Well, here we are. Now where do we start looking?

What did the Churchwarden tell you, Doctor.

Oh, for heavens' sake boy, some kind of code and I'm trying to work it out. Hmm, hmm.

I'm sorry.

Let him get on with it. He'll tell us when he's got it.

Weird lot of tombstones, aren't they?

They're rather super, aren't they. Hey, let's try and find the oldest.

Yeah, OK. Hey Duchess, have a butchers at this one. Fifteen Ninety-two!

That's not old, soppy. Don't forget we're not in the twentieth century. This is sixteen hundred and something.

Oh yeah, I forgot. Hey this one's a laugh. 'Henry Hawksworth, he did die, of drinking too much small beer when he was dry. '

Some of these old names are fantastic.
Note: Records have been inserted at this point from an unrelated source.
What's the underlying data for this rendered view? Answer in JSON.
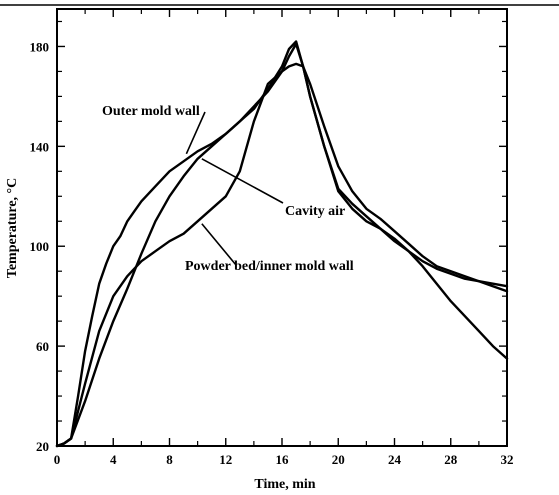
{
  "chart_data": {
    "type": "line",
    "xlabel": "Time, min",
    "ylabel": "Temperature, °C",
    "xlim": [
      0,
      32
    ],
    "ylim": [
      20,
      195
    ],
    "xticks": [
      0,
      4,
      8,
      12,
      16,
      20,
      24,
      28,
      32
    ],
    "yticks": [
      20,
      60,
      100,
      140,
      180
    ],
    "grid": false,
    "series": [
      {
        "name": "Outer mold wall",
        "x": [
          0,
          0.5,
          1,
          1.5,
          2,
          2.5,
          3,
          3.5,
          4,
          4.5,
          5,
          5.5,
          6,
          7,
          8,
          9,
          10,
          11,
          12,
          13,
          14,
          15,
          16,
          16.5,
          17,
          17.5,
          18,
          19,
          20,
          21,
          22,
          23,
          24,
          25,
          26,
          27,
          28,
          29,
          30,
          31,
          32
        ],
        "y": [
          20,
          21,
          23,
          40,
          58,
          72,
          85,
          93,
          100,
          104,
          110,
          114,
          118,
          124,
          130,
          134,
          138,
          141,
          145,
          150,
          155,
          163,
          172,
          179,
          182,
          172,
          160,
          140,
          122,
          115,
          110,
          107,
          103,
          98,
          92,
          85,
          78,
          72,
          66,
          60,
          55
        ]
      },
      {
        "name": "Cavity air",
        "x": [
          0,
          0.5,
          1,
          2,
          3,
          4,
          5,
          6,
          7,
          8,
          9,
          10,
          11,
          12,
          13,
          14,
          15,
          16,
          16.5,
          17,
          17.5,
          18,
          19,
          20,
          21,
          22,
          23,
          24,
          25,
          26,
          27,
          28,
          29,
          30,
          31,
          32
        ],
        "y": [
          20,
          21,
          23,
          38,
          55,
          70,
          83,
          97,
          110,
          120,
          128,
          135,
          140,
          145,
          150,
          156,
          162,
          170,
          176,
          181,
          172,
          160,
          140,
          123,
          117,
          112,
          107,
          102,
          98,
          94,
          91,
          89,
          87,
          86,
          85,
          84
        ]
      },
      {
        "name": "Powder bed/inner mold wall",
        "x": [
          0,
          0.5,
          1,
          2,
          3,
          4,
          5,
          6,
          7,
          8,
          9,
          10,
          11,
          12,
          13,
          14,
          15,
          16,
          16.5,
          17,
          17.5,
          18,
          19,
          20,
          21,
          22,
          23,
          24,
          25,
          26,
          27,
          28,
          29,
          30,
          31,
          32
        ],
        "y": [
          20,
          21,
          23,
          45,
          66,
          80,
          88,
          94,
          98,
          102,
          105,
          110,
          115,
          120,
          130,
          150,
          165,
          170,
          172,
          173,
          172,
          165,
          148,
          132,
          122,
          115,
          111,
          106,
          101,
          96,
          92,
          90,
          88,
          86,
          84,
          82
        ]
      }
    ],
    "annotations": [
      {
        "text": "Outer mold wall",
        "series": "Outer mold wall",
        "at": [
          9.2,
          137
        ]
      },
      {
        "text": "Cavity air",
        "series": "Cavity air",
        "at": [
          10.3,
          135
        ]
      },
      {
        "text": "Powder bed/inner mold wall",
        "series": "Powder bed/inner mold wall",
        "at": [
          10.3,
          109
        ]
      }
    ]
  }
}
Hey, listen to this: 'Lucinda Maltree'

What did you say, dear?

Lucinda Maltree.

Eh, no, no, before. Eh, eh, these names. Eh, yes, yes, that's it!

What is?

Yes, of course. Dead man's secret.


Yes, yes, of course. That's the answer to the puzzle. Heh, yes. All these dead people. Hmm.
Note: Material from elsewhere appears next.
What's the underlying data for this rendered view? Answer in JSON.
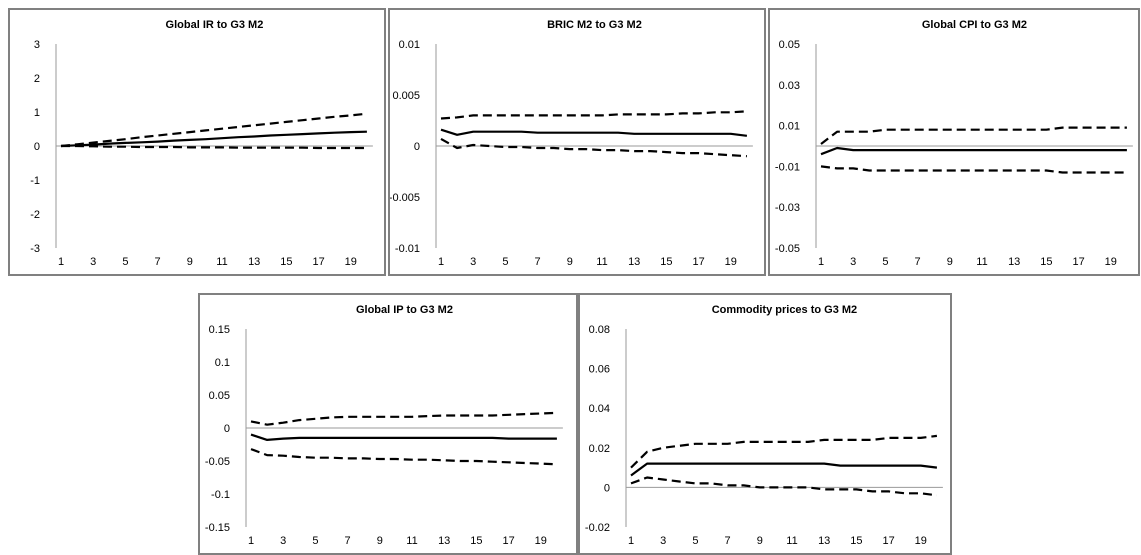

What, here in the graveyard?

No. No, not here.

Hey, in the crypt!

Yes, my dear. Exactly! Good heavens, what an impossi... eh, well, you are inspired. Come on, quickly.

What the heck are we looking for, Doctor?

What was the secret the Churchwarden told you, Doctor?

Ah, it was... ah, it was some kind of rhyme. Now let me see. Eh, eh, 'Dead man's secret key. Ringwood, Smallbeer and Gurney. ' Hmm. Hmm, hmm, hmm.

'Dead man's secret. ' Well, that means names on tombstones. But how does that help?

Well, we must find these names, mustn't we. Yes, that'll be the first step. Hmm, hmm.

Well look, don't you want to see the secret passage?

Oh yes of course, dear boy, well, where is it? Where is it? Hmm?

Up here.

Ah. Hmm.

Yes. Oh, that's very clever. Yes. Very clever indeed, yes. Heh, heh. Now just shut it up again, will you. Then we can get on. Hmm, hmm.

OK, you're the governor.

Ringwood! I found Ringwood.

Oh, good my dear. Well, continue with the search. And then the sooner we'll have better... you know, the sooner we find the secret.

Hey, Polly. Gurney! That's two of 'em.

Only one more to go.

Come on, Smallbeer. Let's have ya.

Ah. Ha, ha, ha, ha, ha! Yes!

Below the church, aye, in the crypt.

Open? But this is strange indeed.

Are we forestalled?

We will see. But we best proceed with caution.

Aye, they'd be few in number, I'd say.

Aye, no guards, no horses.

Pike would be more watchful.

And Blake would be better equipped.

Could it be this pestiferous Doctor?

If it is, then providence is on our side.


For he holds the secret of the treasure, of that I'm sure.

Then let us find him out.

We will.

Well now, we've found our three names. Hmm, hmm.

Well I'm blowed If I can see how it helps.

Nor me.

Yes, of course, yes. It would help if we found four names.

What, another dead man's name?

Yes, exactly. Yes, exactly.

What are you talking about yet, Doctor? Tell us.

Well, my dear, I...

Aye, Doctor, tell 'em.

And what are you doing here, sir?

The same as you, my friend. Seeking Avery's treasure.

Aye, he may not have murdered the Churchwarden, but this does indeed show you're more than innocent travelers.

And what name might yours be?

Edwards, sir, Squire Edwards, local magistrate.

Oh, let's not waste time on formal greetings. The secret, old man.

For what purpose?

To forestall Pike, and...

And line your own pockets. Yeah, fine magistrate you are.

Hold your tongue, cur. Riches are for them that takes 'em.

I hope you don't expect me to help you.

You'll talk, Doctor, or these young sprigs will die for it.

Here, now. Be careful sir.

Nay, nay, Kewper, surely not.

Oh, be not lilly-livered now. This gold is not for weaklings.

I will not kill in cold blood.

He knows the secret. He must be made to talk.

Not by this unholy threat. Let them be bound and we'll make our search ourselves.

What, and waste precious time? This is madness. The threat alone and he will talk.

Not even that will I stomach, sir. Better behave like gentlemen.

Gentlemen? Was this gold got by gentlemen? Is it now to be got by kindness?

I will have my way, sir!

Don't truss up thy temper, I say.

Rogue, I could have thee hanged if I wo...

Threaten you me with the rope? Then you shall stand with me on the gallows.

You grow overbold.

The rope will make more mark on your fine skin!